Vi sono compositori che vedono il loro nome unito in modo indissolubile soltanto a una loro composizione, grazie alla quale devono poi la fama più o meno imperitura, il che se da una parte devono ringraziarla, dall’altra possono anche comprendere che ciò sia una iattura, poiché il resto della loro produzione viene messa in ombra dalla presenza ingombrante di tale opera. Un caso esemplare, sotto questo punto di vista, è dato dal compositore inglese Gustav Holst, il cui nome viene immancabilmente affiancato da quel lavoro per il quale è passato poi alla storia, la suite sinfonica The Planets. Holst, a dire il vero, è stato anche l’artefice di un più che discreto catalogo, almeno a livello di quantità, ma nessun’altra sua composizione ha neppure sfiorato da lontano il successo che la Suite in questione seppe donargli. D’altronde, basta domandare a un sufficientemente preparato ascoltatore di musica classica il titolo di un’altra opera di Holst e nove volte su dieci (ad essere ottimisti) la sua risposta sarà un assordante silenzio.

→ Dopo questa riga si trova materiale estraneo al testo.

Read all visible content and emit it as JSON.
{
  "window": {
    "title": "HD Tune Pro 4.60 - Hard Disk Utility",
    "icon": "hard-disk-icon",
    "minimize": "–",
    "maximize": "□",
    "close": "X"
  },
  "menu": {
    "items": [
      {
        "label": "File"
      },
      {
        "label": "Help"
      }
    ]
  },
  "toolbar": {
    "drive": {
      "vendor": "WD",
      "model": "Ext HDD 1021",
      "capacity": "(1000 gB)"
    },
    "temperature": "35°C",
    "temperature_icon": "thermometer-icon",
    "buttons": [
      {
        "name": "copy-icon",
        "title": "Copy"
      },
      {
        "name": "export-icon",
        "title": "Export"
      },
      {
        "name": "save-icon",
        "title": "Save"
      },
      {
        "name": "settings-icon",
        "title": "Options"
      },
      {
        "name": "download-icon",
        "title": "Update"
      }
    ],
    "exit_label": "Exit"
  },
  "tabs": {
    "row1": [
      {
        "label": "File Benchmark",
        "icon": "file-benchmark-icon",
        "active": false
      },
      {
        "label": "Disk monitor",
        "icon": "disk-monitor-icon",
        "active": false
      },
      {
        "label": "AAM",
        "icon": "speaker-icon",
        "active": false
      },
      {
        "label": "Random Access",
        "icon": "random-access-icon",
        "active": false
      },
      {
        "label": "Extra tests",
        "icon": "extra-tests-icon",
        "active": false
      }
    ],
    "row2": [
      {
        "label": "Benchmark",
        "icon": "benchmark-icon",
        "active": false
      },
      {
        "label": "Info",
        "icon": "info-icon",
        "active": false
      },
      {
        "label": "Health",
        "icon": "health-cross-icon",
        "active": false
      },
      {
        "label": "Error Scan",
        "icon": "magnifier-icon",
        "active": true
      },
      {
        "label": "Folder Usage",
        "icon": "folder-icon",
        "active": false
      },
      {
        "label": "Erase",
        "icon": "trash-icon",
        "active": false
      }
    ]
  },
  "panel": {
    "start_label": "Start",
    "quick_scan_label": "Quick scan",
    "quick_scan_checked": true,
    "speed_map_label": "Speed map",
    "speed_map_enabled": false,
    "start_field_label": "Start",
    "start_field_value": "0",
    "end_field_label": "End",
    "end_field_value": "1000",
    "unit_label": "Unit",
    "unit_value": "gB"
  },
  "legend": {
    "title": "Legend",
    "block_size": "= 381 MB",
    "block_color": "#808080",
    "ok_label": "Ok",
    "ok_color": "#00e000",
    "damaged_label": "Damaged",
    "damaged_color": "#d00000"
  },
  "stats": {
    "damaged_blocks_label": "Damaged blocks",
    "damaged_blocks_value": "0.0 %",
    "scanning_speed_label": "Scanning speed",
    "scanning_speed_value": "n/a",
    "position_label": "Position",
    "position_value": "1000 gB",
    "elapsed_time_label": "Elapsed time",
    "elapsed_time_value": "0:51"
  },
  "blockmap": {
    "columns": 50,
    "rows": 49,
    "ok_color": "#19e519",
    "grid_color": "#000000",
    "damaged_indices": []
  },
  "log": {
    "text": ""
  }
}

Sia ben chiaro, il fatto che tale domanda non ottenga una pur minima risposta non deve andare a demerito del malcapitato ascoltatore, quanto allo stesso compositore inglese, il quale non può e non dev’essere annoverato tra i grandi del Novecento, se non tra i sudditi della “perfida Albione”, i quali stravedono per musicisti, come nel caso di Bax, Delius, Vaughan Williams, Elgar, tanto per fare un minimo di nomi, che sono e restano delle glorie del tutto nazionali, in quanto la loro produzione musicale è strettamente legata e collegata alle tradizioni culturali anglosassoni, oltre al fatto che la loro eloquenza creativa non è in grado, il più delle volte a ragione, di stimolare interessi, curiosità e ascolti attenti e ragionati. Personalmente, ho sempre trovato alquanto ampollosa, fastidiosamente opulente e tronfia la musica di questi autori, soprattutto per quanto riguarda il genere orchestrale e sinfonico, mentre maggiore attenzione, semmai, meriterebbe la loro produzione cameristica, la quale al contrario latita sia in sede concertistica, sia, con qualche debita eccezione, in quella discografica. D’altro canto, buona parte della musica britannica che va dalla seconda metà dell’Ottocento fino alla prima metà del secolo successivo pecca di base di un’ostentazione retorica, di una stucchevolezza causate da una forma mentis e da un impianto culturale che risentono fortemente dell’animus imperialis di cui trasudava il pensiero artistico inglese (a tale proposito, provate a fare mente locale sul numero di marce militari, per non citare le opere in onore di questo o quel sovrano, che i compositori britannici del periodo riuscirono a sfornare: ebbene, non ne troverete in nessun’altra realtà musicale europea coeva).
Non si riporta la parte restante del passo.